Avant de vous énerver sur les potentiels vainqueurs et perdants, n'oubliez pas que tout est une question de stratégie (et de popularité). Un peu comme en politique.

Une partie de l'équipe du film Everything Everywhere All At Once, Daniel Scheinert (coréalisateur), Ke Huy Quan (acteur), Michelle Yeoh (actrice), Daniel Kwan (co-réalisateur) et Jonathan Wang (coproducteur), nommé onze fois et favori pour cette 95e cérémonie des Oscars 2023, posent ici sur le tapis rouge de la Bafta Tea Party, le 14 janvier 2023 à Los Angeles. | Jon Kopaloff / Getty Images North America / AFP
Une partie de l'équipe du film Everything Everywhere All At Once, Daniel Scheinert (coréalisateur), Ke Huy Quan (acteur), Michelle Yeoh (actrice), Daniel Kwan (co-réalisateur) et Jonathan Wang (coproducteur), nommé onze fois et favori pour cette 95e cérémonie des Oscars 2023, posent ici sur le tapis rouge de la Bafta Tea Party, le 14 janvier 2023 à Los Angeles. | Jon Kopaloff / Getty Images North America / AFP

Si la seule finalité des Oscars était de récompenser les meilleurs films, Blade Runner, Shining ou Mes meilleures amies, tant qu'on y est, en auraient plein. En théorie, les Oscars sont censés récompenser le «meilleur» du cinéma international. Mais en pratique, beaucoup de critères indépendants de la qualité d'un film interviennent dans l'attribution de ces fameuses statuettes dorées. Et le facteur le plus important, c'est peut-être la campagne: un acteur qui sait mettre l'ambiance en soirée, une histoire personnelle bouleversante, une série de tweets bien calculés ou un discours galvanisant aux Golden Globes peuvent parfois autant peser dans la balance que les mérites artistiques d'une œuvre ou d'une performance.

Michael Schulman, écrivain et journaliste au New Yorker, a récemment consacré un livre à l'histoire des Oscars, intitulé Oscar Wars: A History of Hollywood in gold, sweat and tears (non traduit). Il y relate certains des épisodes les plus fous de la cérémonie de remise de prix et revient sur les campagnes féroces qui la précèdent. Car un Oscar n'est pas qu'une récompense, c'est le fruit de plusieurs mois de lobbying et de bataille publicitaire acharnée. Comme l'explique l'écrivain, «ce n'est pas si différent d'une campagne politique, où l'on essaie de trouver des poches d'électeurs, de s'assurer qu'ils connaissent le nom du candidat et qu'ils ont un bon ressenti sur ce dernier».
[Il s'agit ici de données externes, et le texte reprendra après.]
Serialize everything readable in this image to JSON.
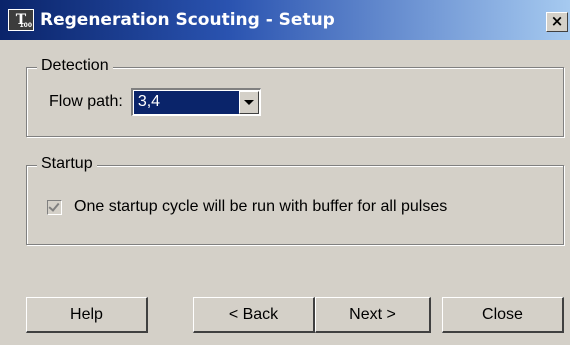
{
  "window": {
    "title": "Regeneration Scouting - Setup",
    "icon_letter": "T",
    "icon_sub": "100",
    "close_glyph": "×"
  },
  "detection": {
    "group_label": "Detection",
    "flow_path_label": "Flow path:",
    "flow_path_value": "3,4"
  },
  "startup": {
    "group_label": "Startup",
    "checkbox_label": "One startup cycle will be run with buffer for all pulses",
    "checkbox_checked": true,
    "checkbox_enabled": false
  },
  "buttons": {
    "help": "Help",
    "back": "< Back",
    "next": "Next >",
    "close": "Close"
  }
}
Une industrie à part entière

Rythmée par de nombreuses étapes et cérémonies (les Golden Globes, les Bafta, etc.), ce qu'on appelle la saison des Oscars démarre généralement à l'automne, avec la sortie en salles des films pressentis pour être nommés. Elle s'achève de longues semaines de campagne plus tard, lors de la cérémonie ultime –qui doit se tenir cette année le dimanche 12 mars à Los Angeles.

Mais il n'est jamais trop tôt pour commencer à penser aux Oscars. En janvier 2023, à l'occasion du festival du film de Sundance, le podcast Little Gold Men consacrait déjà un épisode sur le buzz de certains films et performances qui pourraient se retrouver à la cérémonie des Oscars… de 2024. Michael Schulman explique: «Je pense que le public ne réalise pas toujours qu'il y a toute une industrie autour des campagnes aux Oscars. Il y a une profession entière, des stratégistes et des consultants, comme en politique, qui travaille presque toute l'année pour qu'un film ait de bon résultats pendant la saison des Oscars.»

Rien n'est laissé au hasard, y compris la date de sortie du film, qui le verra en premier, ou encore son placement dans les festivals. Par exemple, The Fabelmans de Steven Spielberg, nommé cette année pour de nombreux Oscars, y compris celui du meilleur film, a été présenté en avant-première à Toronto. «C'était la première fois qu'un film de Steven Spielberg était en compétition dans un festival. Cela indique qu'ils ont voulu le positionner d'une certaine manière, comme un film de Spielberg qui serait plus personnel, adoubé par la critique et “awards friendly”.»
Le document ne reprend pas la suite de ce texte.